Interestingly, immunostaining was observed both in chondrocytes and in mesenchymal cells in the cartilage. The immunostaining pattern of the hyaline cartilage showed high NPR-C expression in mesenchymal cells, especially those in the perichondrium, and low expression in matured chondrocytes. The hyaline cartilage grows as a result of the secretion of characteristic cartilage proteoglycans from chondrocytes at first, but the main way of cartilage growth changes to what is called the appositional growth with development. That is, the mesenchymal cells in the perichondrium differentiate to the chondrocytes; thus the hyaline cartilage grows by adding chondrocytes from the outside. We hypothesized that NPR-C expression is associated with chondrogenic differentiation. The mouse embryonal carcinoma-derived clonal cell line ATDC5 has been employed to prove this hypothesis. ATDC5 cells exhibit a fibroblastic, mesenchymal morphology, but the chondrogenic differentiation is induced by insulin stimulation. Immunoblot analysis indicated that NPR-C expression was intensively seen in the undifferentiated ATDC5 cells but decreased in the differentiated cells. This result has clarified the hypothesis. Hagiwara et al. (12) revealed the absence of NPR-C in the chondrocytes in rat xiphoid cartilage and the marked increase in its expression during in vitro culture, indicating that the dedifferentiated chondrocytes come to express NPR-C. Here we demonstrated downregulation of NPR-C expression during chondrogenic differentiation; that is, undifferentiated chondrocytes as well as dedifferentiated chondrocytes express NPR-C. Thus NPR-C is considered to be a useful marker representing the chondrocytes in an undifferentiated or dedifferentiated stage. Although the role of NPR-C in chondrogenic differentiation remains unclear, the natriuretic peptide system may be involved in endochondral bone formation as well as in osteoblastic differentiation (16).
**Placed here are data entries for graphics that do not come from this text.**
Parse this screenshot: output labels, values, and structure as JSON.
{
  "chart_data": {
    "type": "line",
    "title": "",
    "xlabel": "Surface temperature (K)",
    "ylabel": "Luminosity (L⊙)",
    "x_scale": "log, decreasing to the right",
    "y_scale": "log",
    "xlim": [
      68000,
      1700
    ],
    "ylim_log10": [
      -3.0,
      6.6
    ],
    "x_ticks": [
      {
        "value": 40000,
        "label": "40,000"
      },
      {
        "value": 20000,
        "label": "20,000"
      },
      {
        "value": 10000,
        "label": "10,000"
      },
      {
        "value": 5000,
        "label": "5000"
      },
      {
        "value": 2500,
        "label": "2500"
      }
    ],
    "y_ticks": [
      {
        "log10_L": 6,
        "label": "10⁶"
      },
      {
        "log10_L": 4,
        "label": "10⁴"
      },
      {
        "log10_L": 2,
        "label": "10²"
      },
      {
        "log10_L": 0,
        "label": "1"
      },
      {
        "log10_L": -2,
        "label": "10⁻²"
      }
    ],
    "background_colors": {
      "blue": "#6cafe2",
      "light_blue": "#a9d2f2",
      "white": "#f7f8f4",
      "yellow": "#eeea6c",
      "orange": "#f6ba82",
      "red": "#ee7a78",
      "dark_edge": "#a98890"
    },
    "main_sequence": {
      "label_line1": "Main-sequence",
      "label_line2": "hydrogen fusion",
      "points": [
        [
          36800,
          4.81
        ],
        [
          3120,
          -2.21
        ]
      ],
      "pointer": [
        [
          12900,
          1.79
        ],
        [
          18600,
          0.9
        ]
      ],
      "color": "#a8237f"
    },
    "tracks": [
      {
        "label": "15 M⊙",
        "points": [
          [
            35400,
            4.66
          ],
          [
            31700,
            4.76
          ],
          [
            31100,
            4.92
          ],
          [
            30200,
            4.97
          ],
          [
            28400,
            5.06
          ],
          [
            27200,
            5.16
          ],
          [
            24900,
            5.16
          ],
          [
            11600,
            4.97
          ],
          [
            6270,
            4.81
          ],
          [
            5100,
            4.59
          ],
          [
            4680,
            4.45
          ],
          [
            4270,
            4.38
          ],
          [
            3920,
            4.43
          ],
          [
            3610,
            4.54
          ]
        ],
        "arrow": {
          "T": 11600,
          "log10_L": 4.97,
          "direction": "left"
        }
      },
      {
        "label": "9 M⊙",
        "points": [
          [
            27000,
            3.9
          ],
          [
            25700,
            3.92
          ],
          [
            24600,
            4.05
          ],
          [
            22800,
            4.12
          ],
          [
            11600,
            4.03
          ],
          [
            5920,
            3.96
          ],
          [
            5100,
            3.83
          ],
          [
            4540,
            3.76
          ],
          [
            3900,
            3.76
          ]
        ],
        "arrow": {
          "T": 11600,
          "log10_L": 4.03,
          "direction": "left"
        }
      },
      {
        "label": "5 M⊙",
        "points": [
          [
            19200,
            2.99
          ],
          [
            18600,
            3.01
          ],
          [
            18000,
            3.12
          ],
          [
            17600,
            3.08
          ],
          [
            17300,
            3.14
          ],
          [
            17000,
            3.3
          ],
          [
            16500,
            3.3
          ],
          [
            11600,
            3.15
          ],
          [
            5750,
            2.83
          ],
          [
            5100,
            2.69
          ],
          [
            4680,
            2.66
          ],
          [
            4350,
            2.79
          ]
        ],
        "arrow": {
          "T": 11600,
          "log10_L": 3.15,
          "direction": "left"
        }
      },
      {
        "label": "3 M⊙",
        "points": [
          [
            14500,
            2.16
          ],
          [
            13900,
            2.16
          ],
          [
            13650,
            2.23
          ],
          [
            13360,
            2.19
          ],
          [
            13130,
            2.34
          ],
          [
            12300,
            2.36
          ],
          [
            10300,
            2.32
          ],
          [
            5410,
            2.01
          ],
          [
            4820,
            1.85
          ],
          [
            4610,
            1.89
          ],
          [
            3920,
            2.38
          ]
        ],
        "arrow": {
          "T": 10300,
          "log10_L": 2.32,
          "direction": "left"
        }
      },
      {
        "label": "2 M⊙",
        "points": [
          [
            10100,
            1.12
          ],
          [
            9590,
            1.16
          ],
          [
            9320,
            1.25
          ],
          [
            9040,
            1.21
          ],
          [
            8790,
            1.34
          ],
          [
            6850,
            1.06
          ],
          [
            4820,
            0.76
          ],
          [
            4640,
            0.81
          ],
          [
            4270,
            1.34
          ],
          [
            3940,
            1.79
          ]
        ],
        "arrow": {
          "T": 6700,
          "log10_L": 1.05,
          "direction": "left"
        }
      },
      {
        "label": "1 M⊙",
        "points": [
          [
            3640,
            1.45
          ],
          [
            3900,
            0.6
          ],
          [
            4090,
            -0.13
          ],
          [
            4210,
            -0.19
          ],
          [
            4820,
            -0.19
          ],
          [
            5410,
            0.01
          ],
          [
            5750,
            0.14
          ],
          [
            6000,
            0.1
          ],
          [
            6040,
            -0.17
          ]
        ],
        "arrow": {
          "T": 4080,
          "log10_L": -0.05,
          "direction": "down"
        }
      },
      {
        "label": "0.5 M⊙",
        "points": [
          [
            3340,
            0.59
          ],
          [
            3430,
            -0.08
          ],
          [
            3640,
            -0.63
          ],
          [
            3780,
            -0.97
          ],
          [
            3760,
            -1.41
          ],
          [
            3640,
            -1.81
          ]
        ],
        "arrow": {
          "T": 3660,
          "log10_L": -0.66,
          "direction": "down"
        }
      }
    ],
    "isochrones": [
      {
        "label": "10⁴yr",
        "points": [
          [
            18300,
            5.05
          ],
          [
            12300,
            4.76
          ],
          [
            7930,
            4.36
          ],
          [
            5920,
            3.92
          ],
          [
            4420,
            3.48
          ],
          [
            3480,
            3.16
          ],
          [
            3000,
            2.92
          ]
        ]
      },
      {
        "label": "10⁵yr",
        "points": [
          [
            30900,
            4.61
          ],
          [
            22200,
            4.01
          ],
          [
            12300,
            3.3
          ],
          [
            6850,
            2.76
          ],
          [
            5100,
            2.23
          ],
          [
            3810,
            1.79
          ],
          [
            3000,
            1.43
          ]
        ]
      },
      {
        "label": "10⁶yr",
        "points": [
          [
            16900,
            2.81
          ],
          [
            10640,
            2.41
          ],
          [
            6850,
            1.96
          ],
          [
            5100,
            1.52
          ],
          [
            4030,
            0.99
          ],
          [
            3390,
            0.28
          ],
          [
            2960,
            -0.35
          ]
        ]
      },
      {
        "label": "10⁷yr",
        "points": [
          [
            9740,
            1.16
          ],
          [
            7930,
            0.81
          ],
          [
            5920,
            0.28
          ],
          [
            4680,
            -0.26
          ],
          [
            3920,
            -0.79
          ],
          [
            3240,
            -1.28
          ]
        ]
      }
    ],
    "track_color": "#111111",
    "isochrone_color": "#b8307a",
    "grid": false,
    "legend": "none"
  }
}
We have produced the anti-NPR-C antibody and examined the localization of NPR-C in the rat lung and trachea using the antibody. Immunoreactivity with human NPR-C is a quite important property for the pathological analysis of the NPR-C protein. Further investigations may lead to a better understanding of the biological functions or the signal transduction mechanism of NPR-C that was originally thought to be just a clearance receptor for natriuretic peptides.